Lucimar então, passou a juntamente com Flávio, distribuir panfletos, e a participar de discursos inflamados contra a ditadura. Animada, chegou a comentar que todos tinham responsabilidade pelo que aconteceria com o país, caso não tomassem uma providência o quanto antes.
A platéia que a tudo ouvia avidamente, foi ao delírio ao ouvir as palavras de ordem de Lucimar.
Mas nem tudo eram flores.
Certa vez, enquanto proferia um de seus discursos inflamados, a polícia apareceu e armada de cacetetes, invadiu o auditório onde estavam os estudantes, e dispersando-os, começou a abrir espaço, até chegar ao palco onde estavam os militantes.
Com isso, a confusão se instalou e todo mundo corria de um lado para o outro. Tudo com vistas a se evadir do local. Isso por que, dada a extrema violência da polícia, todos temiam ser presos.
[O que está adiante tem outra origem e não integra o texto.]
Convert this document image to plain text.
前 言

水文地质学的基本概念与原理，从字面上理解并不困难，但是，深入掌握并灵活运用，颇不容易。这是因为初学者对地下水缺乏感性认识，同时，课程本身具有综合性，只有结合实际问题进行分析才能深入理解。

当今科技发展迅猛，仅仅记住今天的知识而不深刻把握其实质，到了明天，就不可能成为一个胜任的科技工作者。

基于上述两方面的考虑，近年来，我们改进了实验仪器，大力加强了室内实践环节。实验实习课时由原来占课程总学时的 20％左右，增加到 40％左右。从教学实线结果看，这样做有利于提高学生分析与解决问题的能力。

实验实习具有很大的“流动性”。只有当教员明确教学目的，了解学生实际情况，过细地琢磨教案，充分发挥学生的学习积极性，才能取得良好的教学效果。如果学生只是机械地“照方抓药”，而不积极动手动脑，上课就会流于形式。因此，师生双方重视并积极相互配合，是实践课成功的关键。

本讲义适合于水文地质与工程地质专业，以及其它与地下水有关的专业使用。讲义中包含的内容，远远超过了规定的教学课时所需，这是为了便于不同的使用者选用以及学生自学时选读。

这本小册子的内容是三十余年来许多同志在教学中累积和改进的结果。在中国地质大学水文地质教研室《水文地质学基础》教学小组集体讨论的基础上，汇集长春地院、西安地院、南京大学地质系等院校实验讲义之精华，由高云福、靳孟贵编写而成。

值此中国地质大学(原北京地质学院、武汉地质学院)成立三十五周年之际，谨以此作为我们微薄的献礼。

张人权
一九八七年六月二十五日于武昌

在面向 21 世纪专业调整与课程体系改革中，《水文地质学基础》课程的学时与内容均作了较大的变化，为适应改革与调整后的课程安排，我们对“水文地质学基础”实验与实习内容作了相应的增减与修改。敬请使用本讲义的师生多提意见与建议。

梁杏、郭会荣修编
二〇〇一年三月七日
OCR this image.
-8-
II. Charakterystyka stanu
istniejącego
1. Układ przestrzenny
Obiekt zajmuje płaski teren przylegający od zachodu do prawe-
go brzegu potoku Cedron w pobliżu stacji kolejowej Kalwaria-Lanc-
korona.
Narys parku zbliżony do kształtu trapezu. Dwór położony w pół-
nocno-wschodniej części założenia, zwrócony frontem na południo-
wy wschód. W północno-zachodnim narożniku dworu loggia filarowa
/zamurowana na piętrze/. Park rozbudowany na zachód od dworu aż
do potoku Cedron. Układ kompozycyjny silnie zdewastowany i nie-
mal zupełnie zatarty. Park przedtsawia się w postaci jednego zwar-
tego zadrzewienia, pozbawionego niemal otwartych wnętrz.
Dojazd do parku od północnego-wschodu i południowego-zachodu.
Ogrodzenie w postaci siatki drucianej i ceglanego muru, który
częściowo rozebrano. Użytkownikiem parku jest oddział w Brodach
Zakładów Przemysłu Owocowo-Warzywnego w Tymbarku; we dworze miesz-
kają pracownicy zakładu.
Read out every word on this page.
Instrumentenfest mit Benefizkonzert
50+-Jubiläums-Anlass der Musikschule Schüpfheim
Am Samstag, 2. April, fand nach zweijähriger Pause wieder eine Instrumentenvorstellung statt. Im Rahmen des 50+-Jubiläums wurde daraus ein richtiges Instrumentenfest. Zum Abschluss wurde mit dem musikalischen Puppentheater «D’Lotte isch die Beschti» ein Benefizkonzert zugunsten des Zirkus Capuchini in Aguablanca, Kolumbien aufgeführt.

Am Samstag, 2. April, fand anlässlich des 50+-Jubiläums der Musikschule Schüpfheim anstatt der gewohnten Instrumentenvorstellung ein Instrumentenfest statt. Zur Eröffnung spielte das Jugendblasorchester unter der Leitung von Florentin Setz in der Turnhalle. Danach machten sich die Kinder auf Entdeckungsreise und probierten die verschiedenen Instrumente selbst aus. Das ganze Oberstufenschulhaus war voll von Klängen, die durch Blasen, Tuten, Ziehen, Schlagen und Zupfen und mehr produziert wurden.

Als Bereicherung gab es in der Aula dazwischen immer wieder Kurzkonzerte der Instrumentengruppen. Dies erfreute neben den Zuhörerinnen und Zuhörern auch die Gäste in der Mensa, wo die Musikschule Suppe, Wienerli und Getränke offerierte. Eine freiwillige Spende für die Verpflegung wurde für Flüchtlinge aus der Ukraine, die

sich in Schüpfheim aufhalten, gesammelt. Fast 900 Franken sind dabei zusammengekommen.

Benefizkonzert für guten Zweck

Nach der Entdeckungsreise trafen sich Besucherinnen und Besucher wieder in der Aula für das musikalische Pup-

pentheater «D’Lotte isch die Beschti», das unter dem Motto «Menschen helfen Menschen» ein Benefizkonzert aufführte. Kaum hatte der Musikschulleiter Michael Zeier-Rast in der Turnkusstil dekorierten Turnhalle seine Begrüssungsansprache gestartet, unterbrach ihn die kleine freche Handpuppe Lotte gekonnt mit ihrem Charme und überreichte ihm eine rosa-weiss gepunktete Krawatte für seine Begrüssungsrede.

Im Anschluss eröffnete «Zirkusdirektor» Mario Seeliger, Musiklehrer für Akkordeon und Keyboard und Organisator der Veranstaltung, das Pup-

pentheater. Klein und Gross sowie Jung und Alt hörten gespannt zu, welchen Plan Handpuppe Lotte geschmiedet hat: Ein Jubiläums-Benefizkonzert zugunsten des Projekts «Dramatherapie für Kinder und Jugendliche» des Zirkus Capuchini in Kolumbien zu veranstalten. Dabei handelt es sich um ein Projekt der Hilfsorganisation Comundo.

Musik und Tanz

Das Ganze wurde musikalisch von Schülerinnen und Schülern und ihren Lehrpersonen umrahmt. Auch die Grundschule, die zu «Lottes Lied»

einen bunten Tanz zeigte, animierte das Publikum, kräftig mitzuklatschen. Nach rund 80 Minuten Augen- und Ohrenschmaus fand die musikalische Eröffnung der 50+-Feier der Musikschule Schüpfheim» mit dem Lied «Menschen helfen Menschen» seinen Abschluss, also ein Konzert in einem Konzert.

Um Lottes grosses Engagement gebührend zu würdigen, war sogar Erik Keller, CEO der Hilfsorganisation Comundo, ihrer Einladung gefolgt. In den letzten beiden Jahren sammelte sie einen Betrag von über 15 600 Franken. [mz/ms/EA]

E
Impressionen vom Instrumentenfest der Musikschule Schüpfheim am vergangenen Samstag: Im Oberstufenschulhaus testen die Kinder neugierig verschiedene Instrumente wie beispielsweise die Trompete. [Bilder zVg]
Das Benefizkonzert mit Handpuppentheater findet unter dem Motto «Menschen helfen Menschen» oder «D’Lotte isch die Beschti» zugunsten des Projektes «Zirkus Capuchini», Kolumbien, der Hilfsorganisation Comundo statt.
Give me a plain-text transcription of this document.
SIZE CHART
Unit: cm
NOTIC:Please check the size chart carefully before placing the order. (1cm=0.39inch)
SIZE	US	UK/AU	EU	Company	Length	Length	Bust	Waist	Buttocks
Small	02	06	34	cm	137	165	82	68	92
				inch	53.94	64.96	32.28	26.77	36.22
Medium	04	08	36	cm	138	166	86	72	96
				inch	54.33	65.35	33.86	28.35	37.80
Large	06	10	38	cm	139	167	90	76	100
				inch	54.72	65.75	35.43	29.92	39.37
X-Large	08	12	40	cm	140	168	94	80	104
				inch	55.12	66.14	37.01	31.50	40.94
E assim, em meio a confusão, os jovens manifestantes, acabaram conseguindo escapar.
Resultado da confusão.
Muita gente ferida e assustada, e alguns estudantes presos.
Alexandre, Flávio, Lucimar e Rubens, escaparam incólumes da confusão.
Ao avistarem a saída de emergência do auditório, trataram logo de sair dali.
Sim, por que se fossem pegos, acabariam por apanhar muito. Assim, cientes disso, trataram logo de fugir.
Por isso, correram com toda a força de suas pernas.
Exaustos, só cessaram a carreira, quando perceberam que estavam bem longe da faculdade.
Cansados, sentaram-se um pouco para descansar e depois irem até o aparelho.
Lá Luci, comentou que precisariam ficar algum tempo sem aparecer na faculdade, ou fatalmente alguém os delataria.
Flávio, concordou.
Além disso, Lucimar comentou que não era uma boa idéia voltarem a se reunir no auditório da faculdade. Isso por que, muito embora tivessem tido sorte dessa vez, não podiam ter a certeza de que sempre conseguiriam escapar.
Mais uma vez, Flávio concordou com a moça. Contudo, percebendo que já estavam na mira dos militares, o rapaz comentou que deveriam dar um tempo antes de realizarem novas ações.
Alexandre e Rubens concordaram. Afinal de contas, não podiam ficar visados. Pelo menos não agora. Ou então, não conseguiriam colocar seus planos em prática.
Assim, durante algum tempo, o ‘aparelho’, por medida de segurança, foi fechado.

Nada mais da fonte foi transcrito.